When creating a reproducible example (reprex) in R, you often want to intersperse your code blocks with clear, readable explanations, headers, or bullet points. By default, if you use standard R comments (like # My Comment), the {reprex} package treats them as code comments and bundles everything into a single, massive R code block.

Fortunately, there is an incredibly elegant way to write native Markdown prose directly inside your R scripts. By leveraging the knitr::spin() syntax, you can tell reprex to render specific lines as markdown text rather than R comments.

The Solution: Use the #' Prefix

To write markdown text that gets rendered outside of R code blocks, simply prefix your prose lines with a hash followed by a single quote: #'. This is the standard syntax used by knitr::spin and roxygen2.

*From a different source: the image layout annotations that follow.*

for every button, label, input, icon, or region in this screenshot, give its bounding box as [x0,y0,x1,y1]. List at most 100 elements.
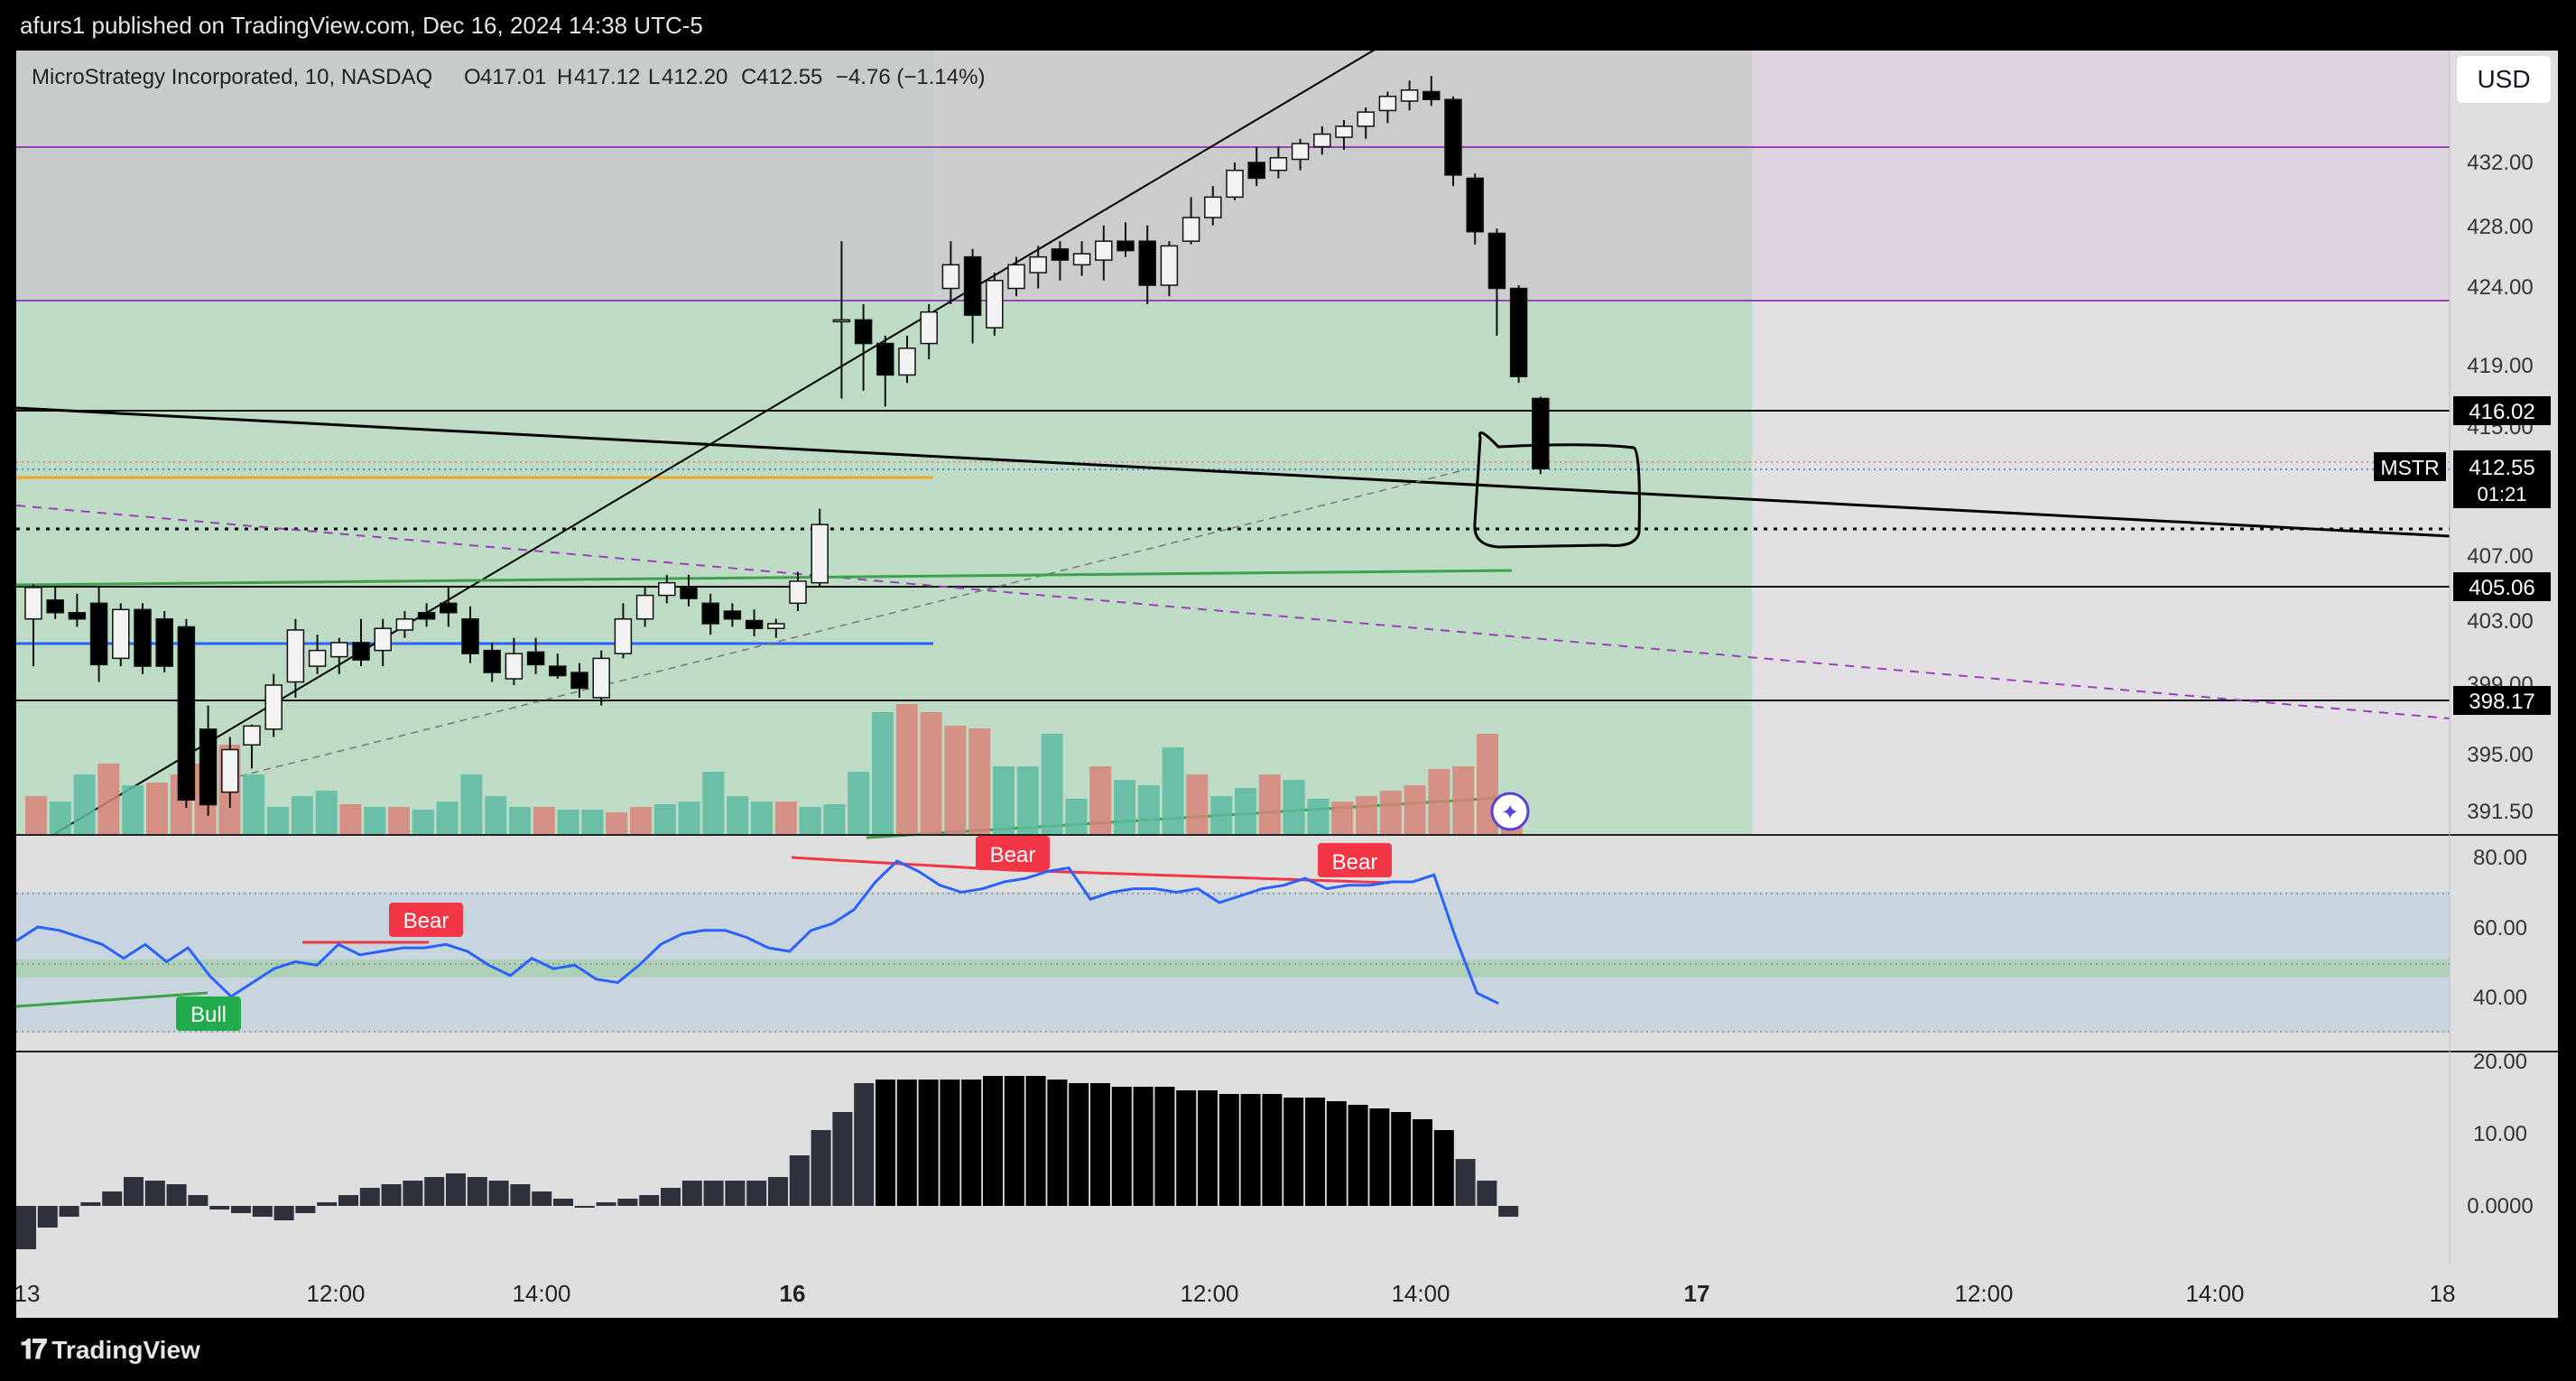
histogram-bar [918,1080,939,1206]
candle[interactable] [635,587,654,627]
time-axis[interactable]: 13 12:00 14:00 16 12:00 14:00 17 12:00 14:00 18 [14,1280,2456,1307]
candle[interactable] [286,618,305,698]
candle[interactable] [1051,241,1070,281]
candle[interactable] [832,241,851,399]
declining-trendline[interactable] [15,406,2451,538]
candle[interactable] [374,618,392,667]
candle[interactable] [330,637,348,674]
candle[interactable] [440,587,458,627]
price-badge-398[interactable]: 398.17 [2453,686,2551,715]
price-axis-label: 395.00 [2467,743,2533,767]
candle[interactable] [1226,162,1244,200]
candle[interactable] [811,508,829,588]
candle[interactable] [526,637,545,674]
candle[interactable] [767,618,785,638]
candle[interactable] [352,618,370,667]
candle[interactable] [1422,76,1441,107]
candle[interactable] [963,248,982,344]
histogram-bar [338,1195,358,1206]
candle[interactable] [570,663,588,698]
candle[interactable] [920,303,938,359]
candle[interactable] [24,584,42,667]
candle[interactable] [701,593,719,635]
candle[interactable] [155,611,173,673]
candle[interactable] [1378,91,1397,124]
candle[interactable] [46,587,64,619]
candle[interactable] [221,737,239,809]
green-level-line[interactable] [15,569,1513,587]
candle[interactable] [177,618,196,809]
candle[interactable] [592,650,610,706]
candle[interactable] [549,653,567,680]
candle[interactable] [199,705,218,816]
price-badge-405[interactable]: 405.06 [2453,572,2551,601]
candle[interactable] [134,603,152,674]
volume-bar [751,802,773,834]
candle[interactable] [745,609,764,636]
candle[interactable] [898,335,916,384]
price-badge-416[interactable]: 416.02 [2453,396,2551,425]
candle[interactable] [723,603,742,627]
candle[interactable] [1181,197,1200,245]
candle[interactable] [1357,107,1375,139]
candle[interactable] [243,724,261,769]
candle[interactable] [1095,225,1113,281]
time-axis-panel[interactable] [16,1264,2558,1318]
symbol-legend[interactable]: MicroStrategy Incorporated, 10, NASDAQ O… [32,65,985,89]
volume-bar [1452,766,1475,834]
alert-star-icon[interactable]: ✦ [1490,792,1530,831]
volume-bar [653,804,676,834]
candle[interactable] [483,642,501,682]
candle[interactable] [1532,396,1550,475]
candle[interactable] [854,303,873,391]
candle[interactable] [1487,228,1506,336]
candle[interactable] [417,603,436,627]
candle[interactable] [1313,125,1331,155]
candle[interactable] [986,273,1004,336]
tradingview-logo[interactable]: 𝟏𝟕 TradingView [20,1334,200,1367]
candle[interactable] [1291,138,1310,171]
candle[interactable] [89,587,108,682]
currency-button[interactable]: USD [2457,56,2551,103]
candle[interactable] [461,606,479,663]
candle[interactable] [1072,241,1091,276]
volume-bar [1356,796,1377,834]
candle[interactable] [1029,246,1047,289]
candle[interactable] [1007,256,1025,297]
oscillator-axis[interactable]: 80.00 60.00 40.00 [2473,846,2527,1010]
candle[interactable] [1509,285,1528,384]
candle[interactable] [1444,96,1462,187]
candle[interactable] [1160,241,1179,297]
candle[interactable] [395,611,414,638]
candle[interactable] [1400,80,1419,111]
price-axis[interactable]: 432.00428.00424.00419.00415.00407.00403.… [2467,151,2533,824]
gray-dashed-trendline[interactable] [238,468,1468,777]
candle[interactable] [1247,146,1265,187]
candle[interactable] [1466,173,1484,245]
candle[interactable] [308,635,327,674]
symbol-name[interactable]: MicroStrategy Incorporated, 10, NASDAQ [32,65,432,89]
highlight-box-drawing[interactable] [1473,431,1641,549]
candle[interactable] [1204,186,1222,226]
candle[interactable] [1117,222,1135,257]
candle[interactable] [680,574,698,607]
last-price-badge[interactable]: MSTR 412.55 01:21 [2374,450,2551,508]
candle[interactable] [112,603,130,667]
candle[interactable] [1335,119,1353,151]
candle[interactable] [658,574,676,604]
candle[interactable] [789,571,807,612]
candle[interactable] [941,241,960,304]
candle[interactable] [264,673,283,737]
candlesticks[interactable] [24,76,1550,816]
high-value: 417.12 [574,65,640,89]
candle[interactable] [68,593,87,627]
histogram-bar [1069,1083,1089,1206]
candle[interactable] [1269,146,1288,179]
candle[interactable] [876,335,894,407]
candle[interactable] [505,637,524,686]
purple-dashed-trendline[interactable] [15,505,2451,719]
candle[interactable] [614,603,633,659]
candle[interactable] [1138,225,1156,304]
histogram-axis[interactable]: 20.00 10.00 0.0000 [2467,1050,2533,1219]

Let's look at how to structure your R script to get the exact output you want:

#' ### My Analysis
#' This is an introductory paragraph explaining the logic.
x <- 1:5 # Standard comment

#' Here is some mid-analysis commentary.
mean(x)

How the Output Renders

When you copy the code above to your clipboard and run reprex(), the package automatically parses the #' lines as standard Markdown. The resulting output will look like this:

My Analysis

This is an introductory paragraph explaining the logic.

x <- 1:5 # Standard comment

Here is some mid-analysis commentary.

mean(x)
#> [1] 3

Why This Works

Under the hood, the {reprex} package uses knitr to compile your code. knitr::spin() is a powerful feature that allows you to write a standard R script and "spin" it into an R Markdown document. Any line starting with #' is treated as R Markdown text, while everything else is treated as R code chunks. This keeps your scripts fully runnable as pure R code while still allowing rich formatting when shared on GitHub, Stack Overflow, or Slack.